LE QUOTIDIEN : Par quel enchaînement de circonstances vous êtes-vous retrouvé en garde à vue pendant 24 heures ?
DR GABRIEL TERDJMAN : Début janvier, je reçois un coup de fil à mon cabinet avec un numéro masqué alors que je suis en pleine consultation. L’homme au bout du fil me demande si je suis bien le Dr Gabriel Terdjman, je réponds oui. « Ici le commissariat de Chennevières, vous êtes réquisitionné pour établir un certificat de décès ». Nous sommes alors en pleine période de grève des médecins libéraux, je suis submergé de travail, dehors il neige… Sur le coup j’ai pensé à un canular de mauvais goût d’autant que je venais d’établir un certificat de décès 48 heures auparavant.
Qu’avez-vous répondu ?
Que, compte tenu de mon âge, du temps qu’il fait dehors et des patients qui attendent… je ne viendrai pas. Le ton de mon interlocuteur s’est fait menaçant : « Vous êtes réquisitionné, vous venez un point c’est tout ». Je suis moi aussi monté dans les tours en répliquant : « Rien à faire, je continue ma consult’ ». Et j’ai raccroché.
À partir de là, les ennuis commencent…
Je suis rappelé deux jours après pour me dire que j’ai refusé la réquisition et que je suis… convoqué au commissariat. Je crois toujours que c’est une mauvaise plaisanterie. Mais quinze jours plus tard, je reçois une enveloppe écrite de façon bizarre qui me convoque pour une garde à vue. Je crois là encore à une plaisanterie, mais dans le doute j’appelle un ami avocat et un contact à la police leur demandant : « C’est quoi cette histoire, vous pouvez vérifier ? »
Là, ils reviennent vers moi en me disant : « Ne t’inquiète pas, tu fais profil bas et ça va bien se passer ». Mais lorsque j’arrive au commissariat, on me dit : « Vous êtes en garde à vue, on va vous mettre en cage ».
Je n’ai eu aucun contact pendant tout ce temps, à part pour m’apporter ma gamelle que j’ai eu le soir et mon biscuit Gerblé le matin
Vous tombez des nues ?
Oui, et sans qu’il y ait eu un mot plus haut que l’autre de ma part, j’entends : « Donnez-moi votre ceinture, enlevez vos chaussures etc. ». Bref, ensuite, ils me mettent dans la cage avec un prévenu qui était en attente d’aller au dépôt de Créteil.
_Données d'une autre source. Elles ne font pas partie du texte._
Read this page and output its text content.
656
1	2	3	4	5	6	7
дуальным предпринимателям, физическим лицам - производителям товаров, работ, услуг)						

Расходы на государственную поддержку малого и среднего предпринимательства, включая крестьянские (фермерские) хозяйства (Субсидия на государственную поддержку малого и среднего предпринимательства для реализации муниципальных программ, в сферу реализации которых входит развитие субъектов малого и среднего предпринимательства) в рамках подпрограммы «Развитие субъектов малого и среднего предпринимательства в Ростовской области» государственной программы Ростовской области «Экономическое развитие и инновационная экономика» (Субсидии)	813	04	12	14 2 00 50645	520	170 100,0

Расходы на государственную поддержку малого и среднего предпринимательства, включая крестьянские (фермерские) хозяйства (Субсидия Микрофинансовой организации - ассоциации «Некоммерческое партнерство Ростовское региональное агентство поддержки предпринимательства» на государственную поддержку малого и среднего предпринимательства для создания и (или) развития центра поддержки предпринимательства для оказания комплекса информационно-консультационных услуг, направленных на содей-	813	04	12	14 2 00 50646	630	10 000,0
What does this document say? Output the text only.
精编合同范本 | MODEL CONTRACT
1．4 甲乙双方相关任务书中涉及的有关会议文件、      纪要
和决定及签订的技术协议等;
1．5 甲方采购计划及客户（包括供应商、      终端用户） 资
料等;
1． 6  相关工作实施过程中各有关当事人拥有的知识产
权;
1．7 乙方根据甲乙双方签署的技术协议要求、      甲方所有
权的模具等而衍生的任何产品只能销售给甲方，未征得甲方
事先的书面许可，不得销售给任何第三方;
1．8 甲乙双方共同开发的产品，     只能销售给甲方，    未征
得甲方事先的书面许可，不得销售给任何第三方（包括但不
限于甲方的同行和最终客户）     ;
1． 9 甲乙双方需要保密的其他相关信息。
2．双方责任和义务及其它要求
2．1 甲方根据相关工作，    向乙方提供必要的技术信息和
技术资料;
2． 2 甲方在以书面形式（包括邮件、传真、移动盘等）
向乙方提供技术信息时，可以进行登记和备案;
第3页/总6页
Ensuite, les policiers viennent finalement me chercher pour répondre à l’interrogatoire. Je réponds à tout, l’entretien se passe bien, de façon courtoise, sans énervement. Un policier me ramène même mes lunettes pour que je puisse signer le procès-verbal. J’ai demandé si je pouvais partir, maintenant que j’ai signé le PV. Ils me répondent : « Désolé, je ne peux pas joindre le procureur, il est parti, il est 18 heures. » On me remet en cellule. Jusqu’au lendemain 15 heures, où l’on vient me rechercher. Je n’ai eu aucun contact pendant tout ce temps, à part pour m’apporter ma gamelle que j’ai eu le soir et mon biscuit Gerblé le matin.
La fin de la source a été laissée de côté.